“It is more fun to talk with someone who doesn’t use long,
difficult words but rather short, easy words like What about lunch?”
A.A. Milne, Winnie the pooh
Have you ever found yourself involved in conversations at work, not really knowing what has been said?
Has a new language emerged for business folk, with words that only make sense to them? A language that uses words such as ‘maximise‘ or ‘actioning‘, or ‘efficiencies‘ that in reality mean very little…and absolutely nothing to people who aren’t in the business tribe!
Language is so rich, full of descriptive words that help to conjure vivid mental representations to engage, energise and inspire. So why are so many leaders using homogenised language that dulls the senses
Can it be that these business words are used as an unconscious defense, to create an illusion of being an expert or to simply help us fit in with the rest?
Whatever the reason, leaders need to consider how these words are being used, and if they convey the true meaning in the message they wish to get out to their audience.
What we often get instead is meaningless vision & values statements, no different from any other organisation.
Take this vision statement as an example.
To achieve sustainable growth, we have established a vision with clear goals.

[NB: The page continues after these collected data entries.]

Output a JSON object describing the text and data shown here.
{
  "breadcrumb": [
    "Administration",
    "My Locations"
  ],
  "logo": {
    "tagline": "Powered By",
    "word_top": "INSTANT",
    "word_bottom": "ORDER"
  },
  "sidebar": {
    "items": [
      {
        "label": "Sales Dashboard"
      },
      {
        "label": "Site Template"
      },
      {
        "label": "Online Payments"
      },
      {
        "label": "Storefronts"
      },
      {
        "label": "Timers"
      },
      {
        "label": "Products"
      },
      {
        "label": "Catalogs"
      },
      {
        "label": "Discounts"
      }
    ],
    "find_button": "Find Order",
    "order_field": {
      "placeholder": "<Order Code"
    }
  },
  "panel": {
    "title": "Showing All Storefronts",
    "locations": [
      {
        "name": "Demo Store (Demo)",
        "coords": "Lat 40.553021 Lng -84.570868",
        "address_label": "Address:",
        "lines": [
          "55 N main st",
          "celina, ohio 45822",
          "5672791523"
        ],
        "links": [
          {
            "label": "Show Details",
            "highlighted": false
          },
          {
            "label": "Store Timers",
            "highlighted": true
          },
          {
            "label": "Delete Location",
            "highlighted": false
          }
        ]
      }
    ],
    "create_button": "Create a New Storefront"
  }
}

Profit: Maximizing return to shareowners while being mindful of our overall responsibilities.
People: Being a great place to work where people are inspired to be the best they can be.
Portfolio: Bringing to the world a portfolio of brands that anticipate and satisfy peoples; desires and needs.
Partners: Nurturing a winning network of partners and building mutual loyalty.
Planet: Being a responsible global citizen that makes a difference.”
This could be for any organisation. It is a statement full of business speak that has very little meaning. It certainly doesn’t engage the senses, does it?
Compare it with this famous vision statement from Microsoft:
There will be a personal computer on every desk running Microsoft software.
It is short and simple, which means it will be memorable and last.
Notice the business speak used in your organisation. Seek it out, challenge it’s use and replace it with simple, more powerful language that energises and inspires.